Das Ergebnis ist ernüchternd: Selbst wenn wir bereits im letzten Jahr sämtliche Treibhausgas-Emissionen abgestellt hätten, würden die Meeresspiegel bis zum Jahr 3000 allein durch die thermische Ausdehnung um 23 Zentimeter weiter steigen. Hinzu kämen noch Effekte durch Schmelzwasser. Die Erwärmung der Atmosphäre und der atmosphärische CO2-Gehalt würden zwar nicht weiter ansteigen, doch reversibel wären auch sie nicht – zumindest nicht innerhalb der nächsten 1.000 Jahre.

Kollaps des Westantarktis-Eises bei Stopp erst 2100

Noch gravierender wären die Folgen bei einem simulierten Emissionsstopp erst im Jahr 2100, hier sind die meisten Klimafolgen nicht nur anhaltend und unumkehrbar, sondern verstärken sich im Laufe der Zeit sogar noch. Während die Lufttemperaturen im Szenario 2100 weiter um 4,8°C anstiegen, erwärmten sich die Ozeane bis zum Jahr 3000 um 2,4°C. Diese Meereserwärmung verursacht als thermische Ausdehnung einen zusätzlichen Meeresspiegelanstieg von einem Meter.
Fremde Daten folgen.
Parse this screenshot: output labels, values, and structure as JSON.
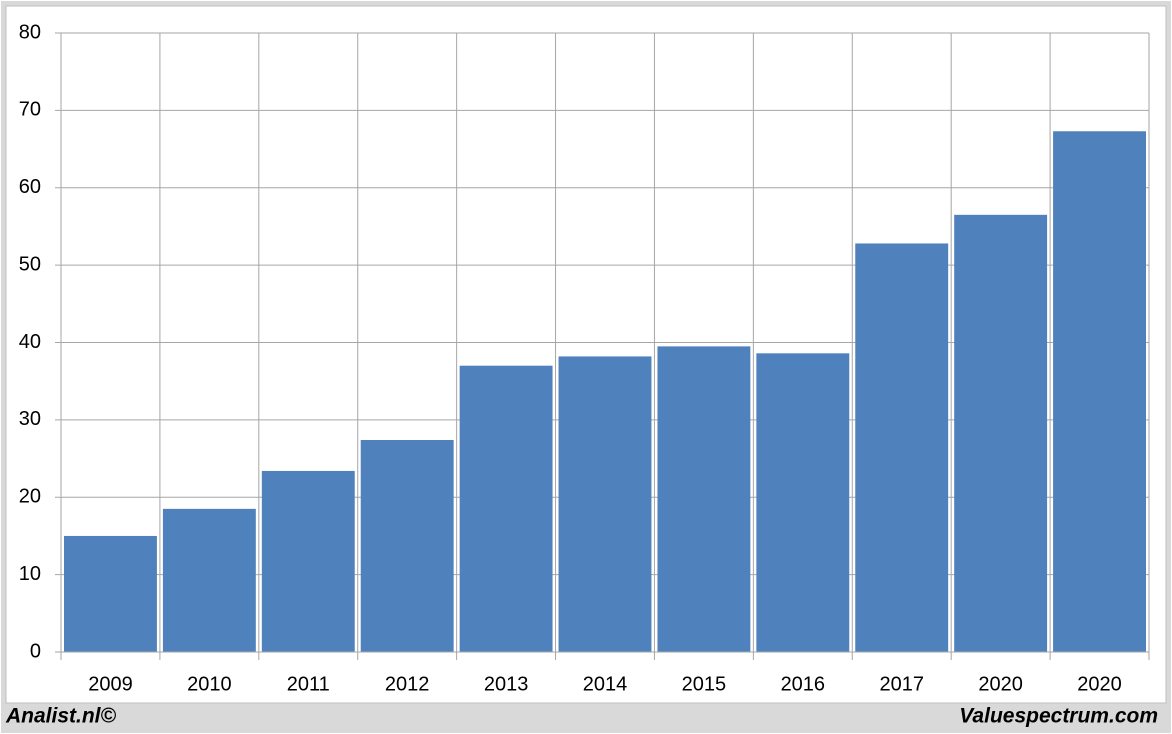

„Verschiedene aktuelle Studien haben bereits demonstriert, dass die CO2-induzierte Veränderung der globalen Mitteltemperaturen in menschlichen Zeitskalen irreversibel ist“, erklären die Forscher in ihrem Artikel. „Wir stellen fest, dass nicht nur der Klimawandel irreversibel ist, sondern dass einige Klimavariablen, darunter die antarktischen Temperaturen und die Niederschläge in Nordafrika, sich noch für viele Jahrhunderte verschlimmern werden, selbst nach einem kompletten Stopp der CO2-Emissionen.“

Dabei reagieren verschiedenen Regionen ganz unterschiedlich: Während die Nordhalbkugel sich nach Stopp der Emissionen sogar wieder ein wenig abkühlt, bleibt die Südhalbkugel anhaltend warm. In Nordafrika führt dies zu einer Verschlimmerung der Desertifikation, die 30 Prozent der Landfläche zusätzlich zur Wüste macht. Das Südpolarmeer vor der Antarktis wäre um bis zu 5°C erwärmt und dies würde höchstwahrscheinlich einen Kollaps der westantarktischen Eisschilde nach sich ziehen. Ein weiterer Meeresspiegelanstieg wäre die Folge.

Ozean lässt Südhalbkugel besonders träge reagieren

Grund für diese unterschiedliche Reaktion der beiden Hemisphären ist nach Ansicht der Forscher vermutlich die langsame Bewegung des Meerwassers vom Nord- in den Südatlantik. „Die Weltmeere und Teile der Südhalbkugel besitzen weitaus mehr Trägheit, daher findet hier der Wandel langsamer statt”, so Marshall. „Die Trägheit in mittleren und tiefen Meeresströmungen, die in den Südatlantik fließen bedeutet, dass diese Ozeane erst jetzt beginnen, auf die Emissionen des letzten Jahrhunderts zu reagieren. Die Simulation zeigte, dass die Erwärmung innerhalb der nächsten 1.000 Jahre sich eher fortsetzen wird als aufzuhören.“

Auch die Windmuster der Südhalbkugel könnten zu dieser extremen Trägheit beitragen. Nach Angaben von Marshall neigen die südliche Winde dazu, sehr lange sehr stark anzuhalten ohne abzuflauen. „Dies fördert die Durchmischung des Meeres und transportiert mehr Wärme von der Atmosphäre ins Wasser.“

Geo-Engineering nutzlos

Die jetzt ermittelte große Trägheit des Klimasystems würden im Übrigen auch Geo-Engineering-Maßnahmen relativ nutzlos machen, wie die Forscher betonen: „Unsere Ergebnisse deuten darauf hin, dass eine Geo-Engineering-Aktion mehrere Jahrhunderte lang ineffektiv bleiben würde, aufgrund der langen Verzögerung durch die Erwärmung der tieferen Meeresschichten.“ Ihrer Ansicht nach ist es daher umso wichtiger, nicht bis zum Jahr 2100 zu warten, sondern möglichst frühzeitig die Treibhausgas-Emissionen zu vermindern. (Nature Geoscience, 2011; DOI: 10.1038/ngeo1047)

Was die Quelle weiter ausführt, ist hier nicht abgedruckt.